EMPREINTES D'HISTOIRE. Pourquoi les Allemands ont-ils volé un Diktat dans une layette à Rochecotte ?
Château de Rochecotte (c) Étienne Madranges
Publié le 03/12/2023 à 07:00

La glaçante disparition d’un Traité relié en cuir blanc adopté devant des Glaces

18 janvier 1871. Le chancelier Bismarck, dont les armées ont envahi la France vaincue après la capitulation de Napoléon III à Sedan, fait proclamer dans la galerie des Glaces à Versailles la création de l’Empire allemand. Il a réussi à faire céder le roi de Bavière qui résistait à son intégration dans le nouvel État impérial. Le roi de Prusse Guillaume 1er devient l’empereur germanique.

11 novembre 1918. L’Allemagne, après avoir commencé son invasion en bombardant l’emblématique cathédrale de Reims, après avoir détruit des dizaines de villes et villages du nord-est de la France, capitule. L’armistice met fin aux hostilités à l’issue d’un conflit qui a fait des millions de morts. L’étudiant serbe de Bosnie au prénom d’archange Gavrilo Princip ne se doutait pas en assassinant le 28 juin 1914 un archiduc d’Autriche et son épouse morganatique qu’il allait provoquer un tel chaos en Europe !

Juin 1919. Les Allemands sont contraints de signer à Versailles, dans cette même galerie des Glaces qu’ils appellent « Spiegelsaal » où leur empire avait été créé, le Traité de paix qui fait suite à l’armistice du 11 novembre 1918.

Deux exemplaires officiels sont établis : un original relié en cuir blanc, un second document relié en cuir marron, portant les signatures des plénipotentiaires allemands.

 

La Galerie des Glaces au château de Versailles

L’original porte le sceau en cire rouge de Clemenceau. Un sceau réalisé à partir d’une empreinte d’une monnaie athénienne, reproduisant la chouette de la déesse Athéna et un rameau d’olivier. Clemenceau aimait l’histoire de la Grèce antique et lisait le grec ancien.

Le Traité comporte 440 articles et 436 pages. Il impose à l’Allemagne des mesures très contraignantes et même particulièrement humiliantes. Il contient quelques curiosités. Ainsi, l’article 127 du Traité évoque les « indigènes habitant les anciennes possessions allemandes d’outre-mer ».

L’article 227 du Traité, en forme de loi pénale rétroactive, prévoit que « les puissances alliées et associées mettent en accusation publique Guillaume II de Hohenzollern, ex-empereur d’Allemagne, pour offense suprême contre la morale internationale et l’autorité sacrée des traités.
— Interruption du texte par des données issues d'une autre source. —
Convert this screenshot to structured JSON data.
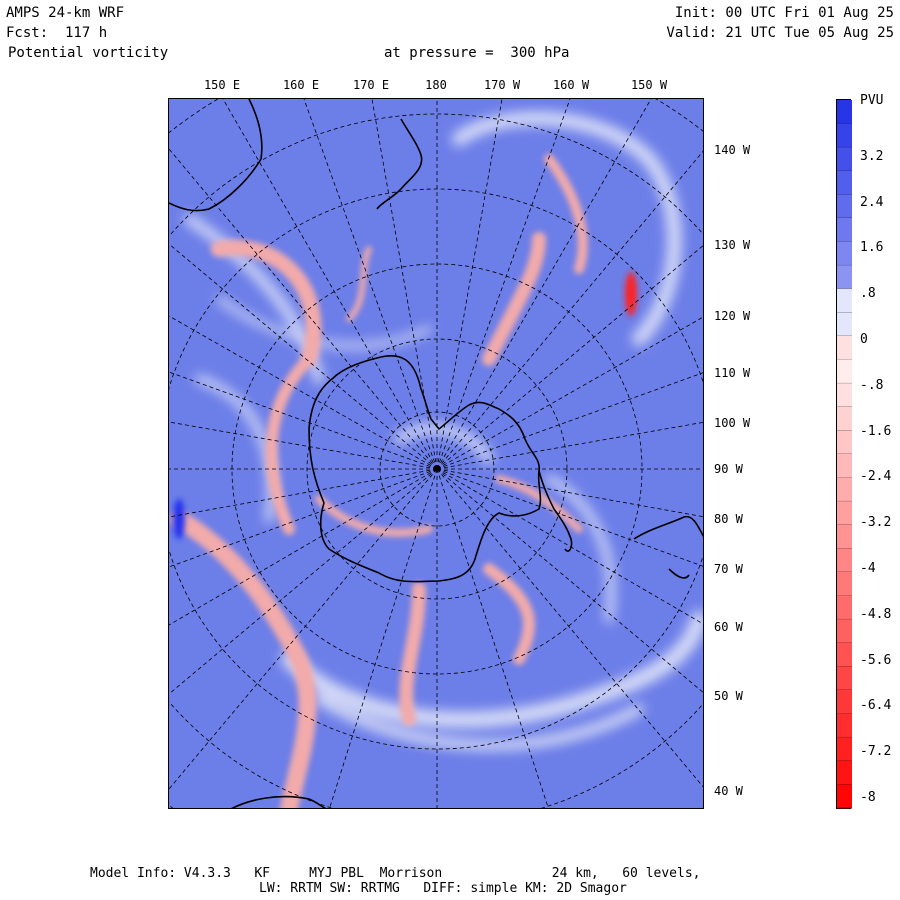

Un tribunal spécial sera constitué pour juger l’accusé en lui assurant les garanties essentielles du droit de défense. Il sera composé de cinq juges nommés par les États-Unis, la Grande-Bretagne, la France, l’Italie et le Japon. Le tribunal jugera sur motifs inspirés des principes les plus élevés de la politique entre les nations avec le souci d’assurer le respect des obligations solennelles et des engagements internationaux ainsi que de la morale internationale. Il lui appartiendra de déterminer la peine qu’il estimera devoir être appliquée. »
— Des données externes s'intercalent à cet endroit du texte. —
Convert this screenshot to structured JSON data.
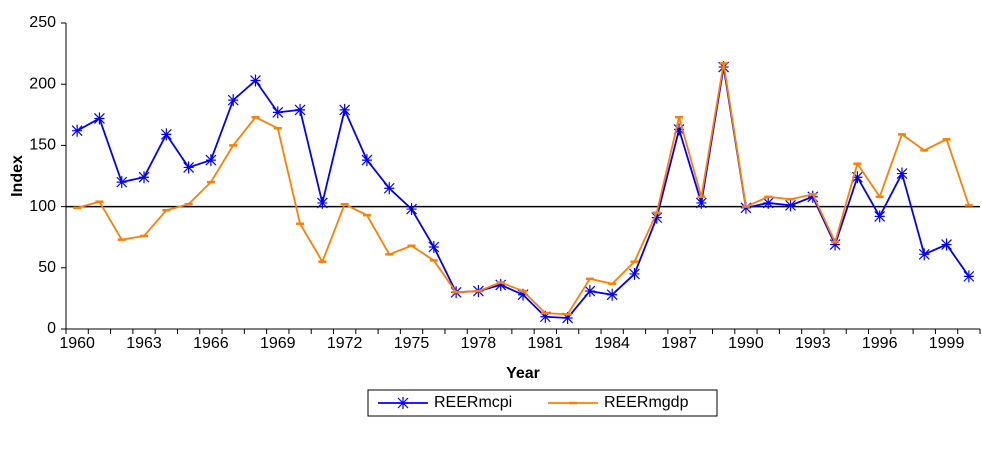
{
  "chart_data": {
    "type": "line",
    "x_label": "Year",
    "y_label": "Index",
    "categories": [
      "1960",
      null,
      null,
      "1963",
      null,
      null,
      "1966",
      null,
      null,
      "1969",
      null,
      null,
      "1972",
      null,
      null,
      "1975",
      null,
      null,
      "1978",
      null,
      null,
      "1981",
      null,
      null,
      "1984",
      null,
      null,
      "1987",
      null,
      null,
      "1990",
      null,
      null,
      "1993",
      null,
      null,
      "1996",
      null,
      null,
      "1999",
      null
    ],
    "series": [
      {
        "name": "REERmcpi",
        "color": "#0000ff",
        "marker": "star",
        "values": [
          162,
          172,
          120,
          124,
          159,
          132,
          138,
          187,
          203,
          177,
          179,
          103,
          179,
          138,
          115,
          98,
          67,
          30,
          31,
          36,
          28,
          10,
          9,
          31,
          28,
          45,
          91,
          163,
          103,
          214,
          99,
          103,
          101,
          108,
          69,
          124,
          92,
          127,
          61,
          69,
          43
        ]
      },
      {
        "name": "REERmgdp",
        "color": "#ff7f00",
        "marker": "dash",
        "values": [
          99,
          104,
          73,
          76,
          97,
          102,
          120,
          150,
          173,
          164,
          86,
          55,
          102,
          93,
          61,
          68,
          56,
          30,
          31,
          38,
          31,
          13,
          12,
          41,
          37,
          55,
          95,
          173,
          108,
          217,
          100,
          108,
          106,
          110,
          71,
          135,
          108,
          159,
          146,
          155,
          101
        ]
      }
    ],
    "reference_line": 100,
    "ylim": [
      0,
      250
    ],
    "yticks": [
      0,
      50,
      100,
      150,
      200,
      250
    ],
    "legend": "bottom"
  }
}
Une annexe dispose que, dans les trois mois de la signature, l’Allemagne livrera à la France 500 étalons, 30 000 pouliches et juments, 2 000 taureaux, 90 000 vaches laitières, 1 000 béliers, 100 000 brebis et 10 000 chèvres. Mais curieusement pas de truies alors qu’elle doit en livrer 15 000 à la Belgique, de même que 40 000 génisses.

Le gouvernement allemand doit aussi fournir pendant 10 ans 7 millions de tonnes de charbon par an, et pendant 3 ans, 30 000 tonnes de sulfate d’ammoniaque chaque année.
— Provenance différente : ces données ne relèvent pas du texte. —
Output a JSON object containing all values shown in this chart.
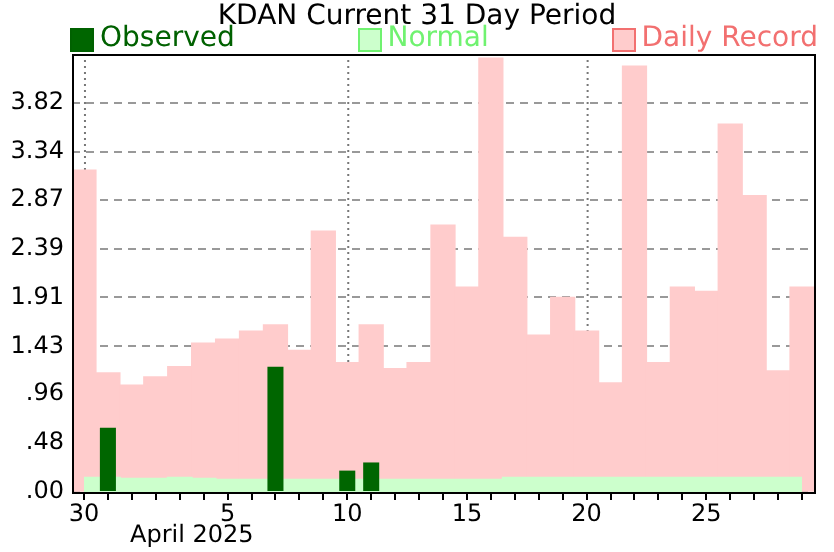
{
  "chart_data": {
    "type": "bar",
    "title": "KDAN Current 31 Day Period",
    "xlabel": "April 2025",
    "categories": [
      "30",
      null,
      null,
      null,
      null,
      null,
      "5",
      null,
      null,
      null,
      null,
      "10",
      null,
      null,
      null,
      null,
      "15",
      null,
      null,
      null,
      null,
      "20",
      null,
      null,
      null,
      null,
      "25",
      null,
      null,
      null,
      null
    ],
    "series": [
      {
        "name": "Observed",
        "color": "#006600",
        "values": [
          0,
          0.63,
          0,
          0,
          0,
          0,
          0,
          0,
          1.23,
          0,
          0,
          0.21,
          0.29,
          0,
          0,
          0,
          0,
          0,
          0,
          0,
          0,
          0,
          0,
          0,
          0,
          0,
          0,
          0,
          0,
          0,
          0
        ]
      },
      {
        "name": "Normal",
        "type": "area",
        "color": "#ccffcc",
        "values": [
          0.14,
          0.14,
          0.13,
          0.13,
          0.14,
          0.13,
          0.12,
          0.12,
          0.12,
          0.12,
          0.12,
          0.12,
          0.12,
          0.12,
          0.12,
          0.12,
          0.12,
          0.12,
          0.14,
          0.14,
          0.14,
          0.14,
          0.14,
          0.14,
          0.14,
          0.14,
          0.14,
          0.14,
          0.14,
          0.14,
          0.14
        ]
      },
      {
        "name": "Daily Record",
        "color": "#ffcccc",
        "values": [
          3.16,
          1.17,
          1.05,
          1.13,
          1.23,
          1.46,
          1.5,
          1.58,
          1.64,
          1.39,
          2.56,
          1.27,
          1.64,
          1.21,
          1.27,
          2.62,
          2.01,
          4.26,
          2.5,
          1.54,
          1.91,
          1.58,
          1.07,
          4.18,
          1.27,
          2.01,
          1.97,
          3.61,
          2.91,
          1.19,
          2.01
        ]
      }
    ],
    "ylim": [
      0,
      4.3
    ],
    "yticks": [
      {
        "value": 0,
        "label": ".00"
      },
      {
        "value": 0.48,
        "label": ".48"
      },
      {
        "value": 0.96,
        "label": ".96"
      },
      1.43,
      1.91,
      2.39,
      2.87,
      3.34,
      3.82
    ],
    "grid": "y",
    "legend": "top",
    "ref_lines": [
      {
        "axis": "x",
        "value": "30",
        "line_style": "dotted"
      },
      {
        "axis": "x",
        "value": "10",
        "line_style": "dotted"
      },
      {
        "axis": "x",
        "value": "20",
        "line_style": "dotted"
      }
    ]
  }
}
Il contient également des dispositions judiciaires.

L’article 78 du Traité prévoit en effet diverses mesures judiciaires transitoires ou à effet immédiat et en particulier que les jugements rendus depuis le 3 août 1914 contre les Alsaciens-Lorrains pour crimes ou délits politiques par des juridictions allemandes sont réputés nuls, ou encore que les pourvois formés devant le Tribunal d’Empire sont transférés devant la Cour de cassation française.

Les deux exemplaires du Traité sont rangés dans des layettes, ces coffres en bois spécifiques destinés à l’archivage des actes diplomatiques importants entreposés dans les services du ministère des Affaires étrangères qui en ont la conservation.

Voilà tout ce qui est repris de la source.